First of all: before getting into the issue here, let me just say that
this hurts me more than you (not to worry, there's no spanking for
anyone) . This because I am about to confess some misgivings I am having
with my favorite data format, JSON.
So, here I am: a fan of JSON as a data format. The problem is not that I
didn't like what JSON is and has. The problem is with things that it has
not. And I am almost ashamed to admit it but many of them are found in
-- GASP! -- xml. Yes, it is bit sacrilegous to admit this. But it is
true: while nothing that is in JSON is bad per se, there are things
omitted that should not be.
So here's my brief post-Festivus Airing of Grievances regarding JSON.
1. Comments are not really optional for a textual data format!
Enough said. Every textual data format should have a way to embed
human-readable unstructured notes, injectable by humans as well as
systems transforming or generating content. I often use XML comments to
include information about time when a document was generated, or to
contain simple debug information. This is very handy, and harmless for
automated processing as it can (and should) just ignore such comments.
And for actual processing hints there are also XML processing
instructions to use, likewise ignorable by processors who don't care
about them.
JSON format almost had its comments, too: an earlier (pre-RFC) version
actually did include comments: C and C++ styles I think (i.e. ones that
Javascript uses).
Why they were removed is beyond me, and is in my opinion the biggest
mistake made in specification. Comments just should be available.
2. Sometimes redundancy is Useful: case of Elements vs Attributes
(or, "Data is Lonely without Metadata")
It may be confusing to have 2 somewhat overlapping dimensions in XML:
that of structured (nested) child elements, and unstructured element
attributes. But there is one practical and useful way to separate the
two: think of elements and their textual content as actual data, and
attributes as metadata (for element data). This simple separation works
surprisingly well; and is a useful distinction for use cases like data
binding.
For example: type of an object can be stored in a type attribute (like,
say, "xsi:type"), and field values commonly as child elements. Or store
all identifiers as id attributes (like generic "xml:id" as per Xml:id
specification), separate from data contained as elements and textual
values stored in elements. But useful for adding references to the
element sub-trees.
JSON has no such facility, so any metadata has to be either in-line
mixed with data, or structured as siblings. Initially this may not seem
like a big deal, but it gets confusing pretty quickly in practice.

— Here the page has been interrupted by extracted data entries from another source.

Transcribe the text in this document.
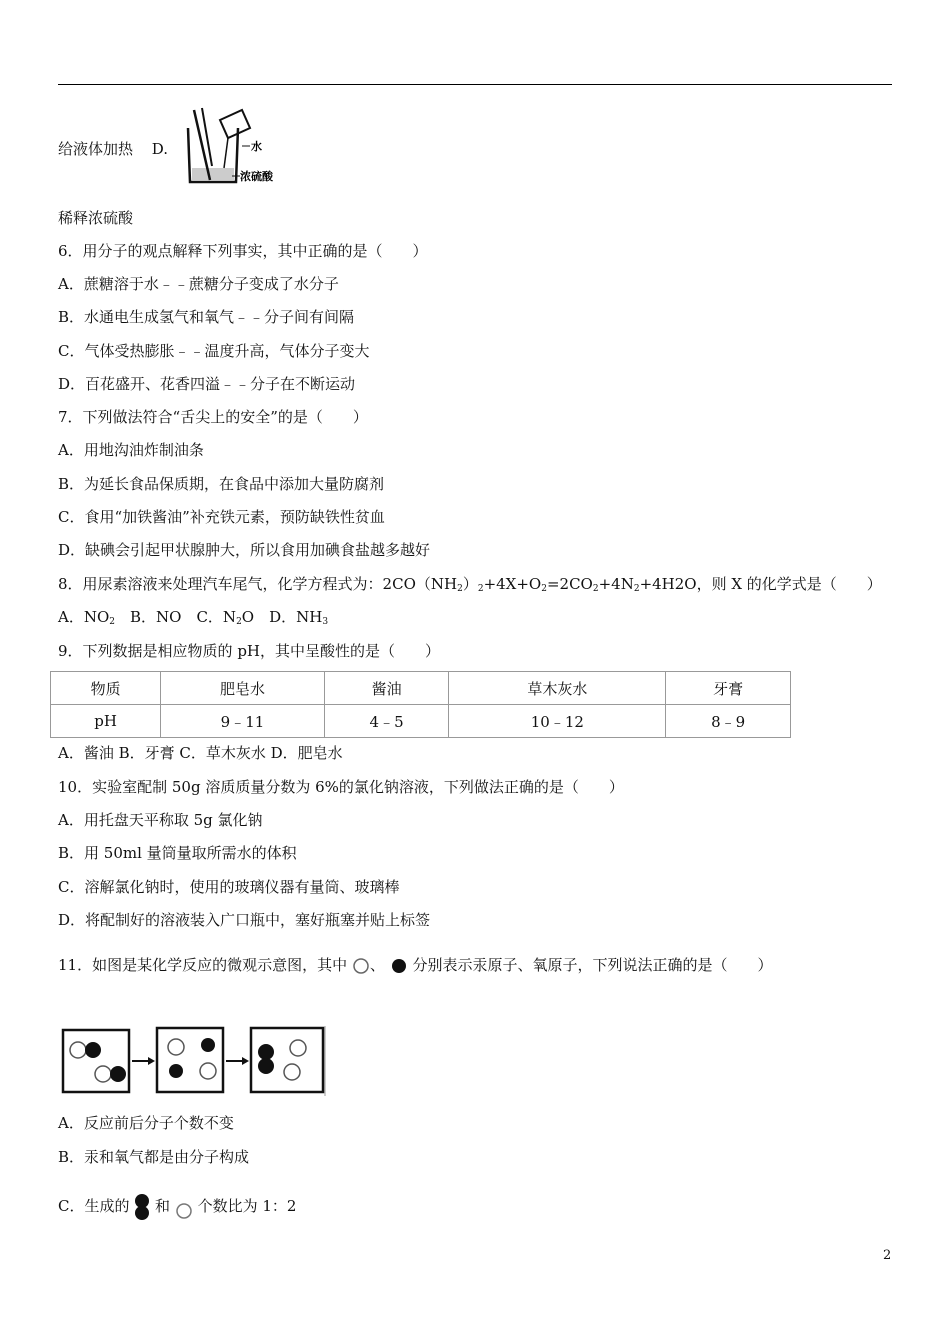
给液体加热 D.	水
浓硫酸
稀释浓硫酸
6．用分子的观点解释下列事实，其中正确的是（　　）
A．蔗糖溶于水﹣﹣蔗糖分子变成了水分子
B．水通电生成氢气和氧气﹣﹣分子间有间隔
C．气体受热膨胀﹣﹣温度升高，气体分子变大
D．百花盛开、花香四溢﹣﹣分子在不断运动
7．下列做法符合“舌尖上的安全”的是（　　）
A．用地沟油炸制油条
B．为延长食品保质期，在食品中添加大量防腐剂
C．食用“加铁酱油”补充铁元素，预防缺铁性贫血
D．缺碘会引起甲状腺肿大，所以食用加碘食盐越多越好
8．用尿素溶液来处理汽车尾气，化学方程式为：$2CO(NH_2)_2+4X+O_2=2CO_2+4N_2+4H2O$，则 X 的化学式是（　　）
A．$NO_2$　B．NO　C．$N_2O$　D．$NH_3$
9．下列数据是相应物质的 pH，其中呈酸性的是（　　）
物质	肥皂水	酱油	草木灰水	牙膏
pH	9﹣11	4﹣5	10﹣12	8﹣9
A．酱油 B．牙膏 C．草木灰水 D．肥皂水
10．实验室配制 50g 溶质质量分数为 6%的氯化钠溶液，下列做法正确的是（　　）
A．用托盘天平称取 5g 氯化钠
B．用 50ml 量筒量取所需水的体积
C．溶解氯化钠时，使用的玻璃仪器有量筒、玻璃棒
D．将配制好的溶液装入广口瓶中，塞好瓶塞并贴上标签
11．如图是某化学反应的微观示意图，其中 、 分别表示汞原子、氧原子，下列说法正确的是（　　）
A．反应前后分子个数不变
B．汞和氧气都是由分子构成
C．生成的 和 个数比为 1：2
2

So why doesn't this matter with actual (Java) Objects? Isn't JSON more
"object oriented", being an object notation, not markup language? Well,
ava Objects DO have metadata that is orthogonal to data (object state,
i.e. its member fields)! What else is class information than metadata,
separate from actual data? All that typing -- both class declarations,
and runtime Object types -- is metadata, not data; similarly for all
method information. And most obviouly the latest additional to class
metadata, Java annotations, is pure orthogonal metadata. It is not a
perfect analogy (class info is per-class, like static memebers and
methods; whereas actual data is per-instance), but indicates the need of
place for both data and metadata.
3. As Simple as Possible, but No Simpler
Although both of above paragraphs could be repeated here -- as in JSON
being simplified beyond reasonable, by omitting comments -- there is
more.
For example: unquoted linefeeds are not allowed within JSON String
values; linefeeds must be quoted just like other control characters.
This is Bad. Why are they not allowed to be included as is, given how
common they are in text? I suspect it was done in effort to make it
easier to "parse" JSON, by allowing single-line regexps to work. But I
don't care -- if I parse something, I do it properly. Regexps alone do
not parse make (they make lexer, useful and used by parsers, but not
parsers). Linefeeds are displayable characters just like anything else.

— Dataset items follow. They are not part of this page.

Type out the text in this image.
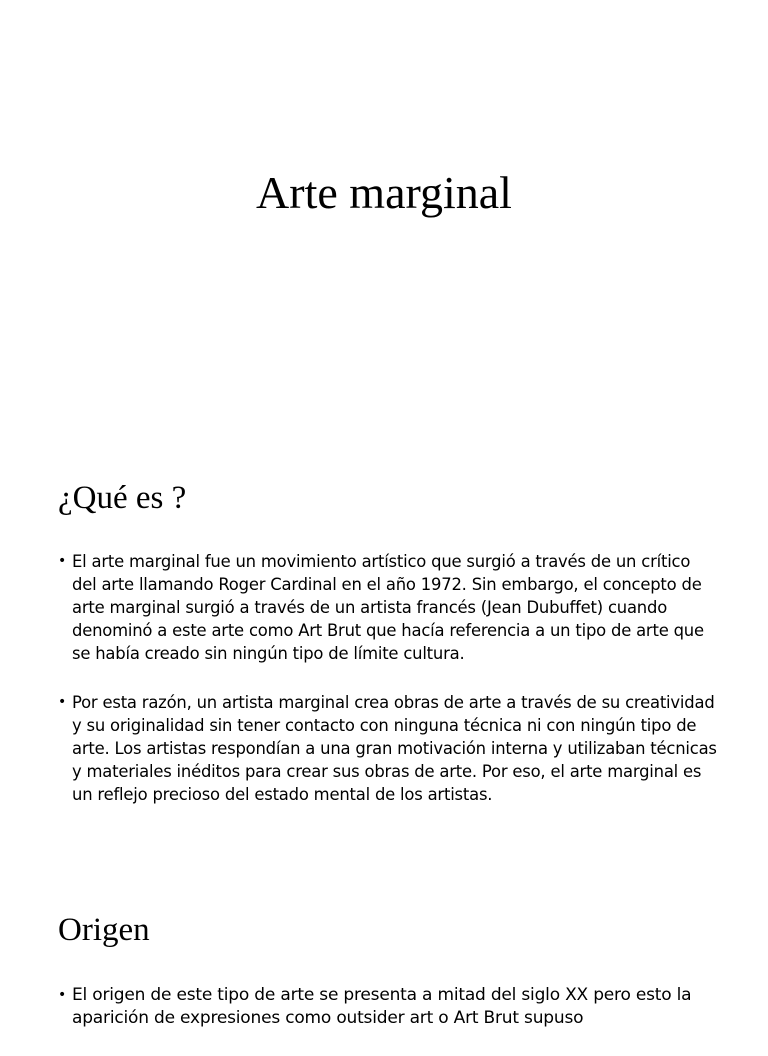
Arte marginal
¿Qué es ?
• El arte marginal fue un movimiento artístico que surgió a través de un crítico del arte llamando Roger Cardinal en el año 1972. Sin embargo, el concepto de arte marginal surgió a través de un artista francés (Jean Dubuffet) cuando denominó a este arte como Art Brut que hacía referencia a un tipo de arte que se había creado sin ningún tipo de límite cultura.
• Por esta razón, un artista marginal crea obras de arte a través de su creatividad y su originalidad sin tener contacto con ninguna técnica ni con ningún tipo de arte. Los artistas respondían a una gran motivación interna y utilizaban técnicas y materiales inéditos para crear sus obras de arte. Por eso, el arte marginal es un reflejo precioso del estado mental de los artistas.
Origen
• El origen de este tipo de arte se presenta a mitad del siglo XX pero esto la aparición de expresiones como outsider art o Art Brut supuso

It's quite ok to let them be used within String values: after all, they
are often needed there. So why force quoting them, even though they are
not used as separators?
There are also things that I think are good or at least acceptable
riddances: for example, while it is often useful to have choice of
quotes in xml (single or double quotes), I'm not crying after loss of
apostrophes. I could write a parser that handles multiple kinds of
String value markers; but I can also generate content using just one
kind. But it does complicate hand-writing and modifying content.

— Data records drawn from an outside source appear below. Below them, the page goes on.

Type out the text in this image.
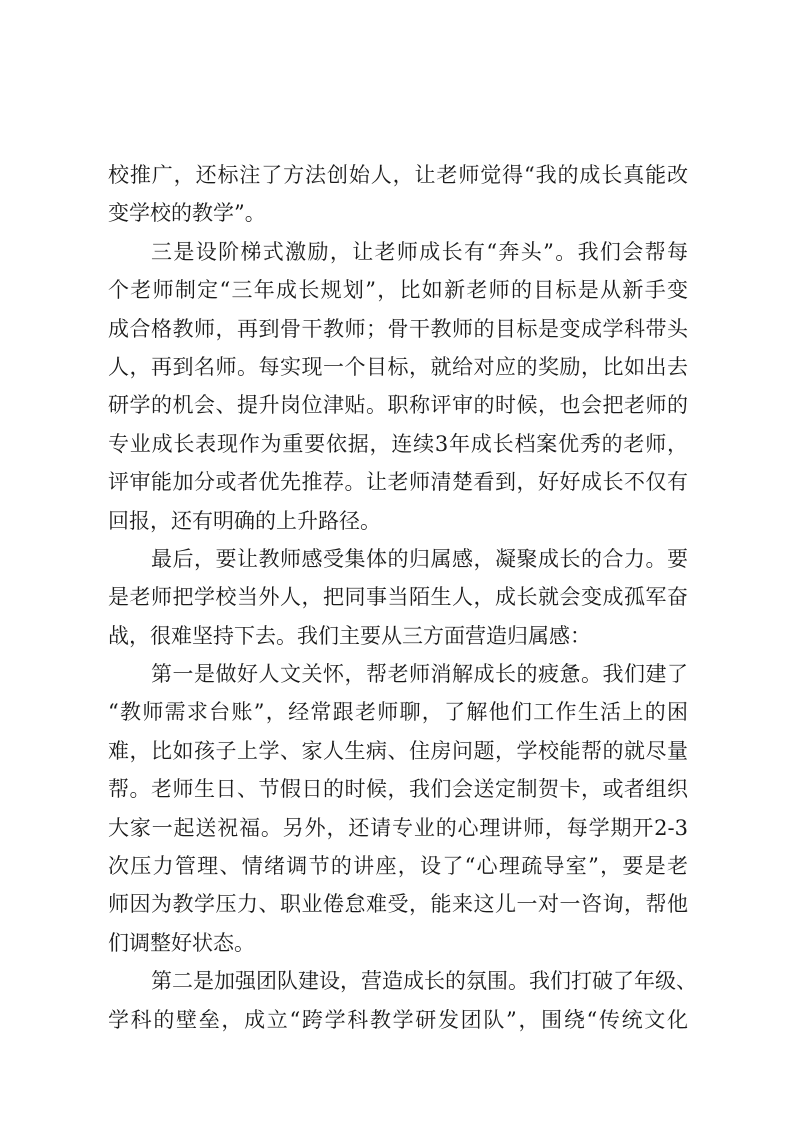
校推广，还标注了方法创始人，让老师觉得“我的成长真能改
变学校的教学”。
三是设阶梯式激励，让老师成长有“奔头”。我们会帮每
个老师制定“三年成长规划”，比如新老师的目标是从新手变
成合格教师，再到骨干教师；骨干教师的目标是变成学科带头
人，再到名师。每实现一个目标，就给对应的奖励，比如出去
研学的机会、提升岗位津贴。职称评审的时候，也会把老师的
专业成长表现作为重要依据，连续3年成长档案优秀的老师，
评审能加分或者优先推荐。让老师清楚看到，好好成长不仅有
回报，还有明确的上升路径。
最后，要让教师感受集体的归属感，凝聚成长的合力。要
是老师把学校当外人，把同事当陌生人，成长就会变成孤军奋
战，很难坚持下去。我们主要从三方面营造归属感：
第一是做好人文关怀，帮老师消解成长的疲惫。我们建了
“教师需求台账”，经常跟老师聊，了解他们工作生活上的困
难，比如孩子上学、家人生病、住房问题，学校能帮的就尽量
帮。老师生日、节假日的时候，我们会送定制贺卡，或者组织
大家一起送祝福。另外，还请专业的心理讲师，每学期开2-3
次压力管理、情绪调节的讲座，设了“心理疏导室”，要是老
师因为教学压力、职业倦怠难受，能来这儿一对一咨询，帮他
们调整好状态。
第二是加强团队建设，营造成长的氛围。我们打破了年级、
学科的壁垒，成立“跨学科教学研发团队”，围绕“传统文化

4. Is Ordering really irrelevant?
In XML content order is mostly significant; the only exception being
attributes that are unordered. This makes some parts of data binding
more challenging, because objects usually have no concept of ordering
for properties. Because of this there are many legal easily definable
XML structures that can not be easily be mapped to (Java) objects.
But while sometimes problematic, ordering can also be valuable. For
example, it is great that it is possible to guarantee that certain
elements (like, say, "header") comes before others (like, say,
"footer"). The only conceptually correct way to do this in JSON is to
use Lists (aka Arrays). But their values are anonymous, unlike those of
Maps. Alternatively it is possible for JSON processors to preserve
actual physical ordering; but the problem is that not all processors
will do this; not the least because specification discourages this.
And the most obviously useful ordering is that the metadata (attributes)
always precedes data (elements). That is something you can count on; and
for common types of metadata (those class types and identifiers, see
above), this is pretty optimal arrangement.
5. Other problems?
One thing of interest regarding list above is that none of them is a
commonly stated reason by those who advocating using XML over JSON.
Conversely, I think that most commonly used reasons are very poor
excuses of arguments; usually based on fundamental misunderstanding of
actual benefits of XML, or good use cases for either XML or JSON.
Perhaps I should collect list of such claims to shoot them down next. :-)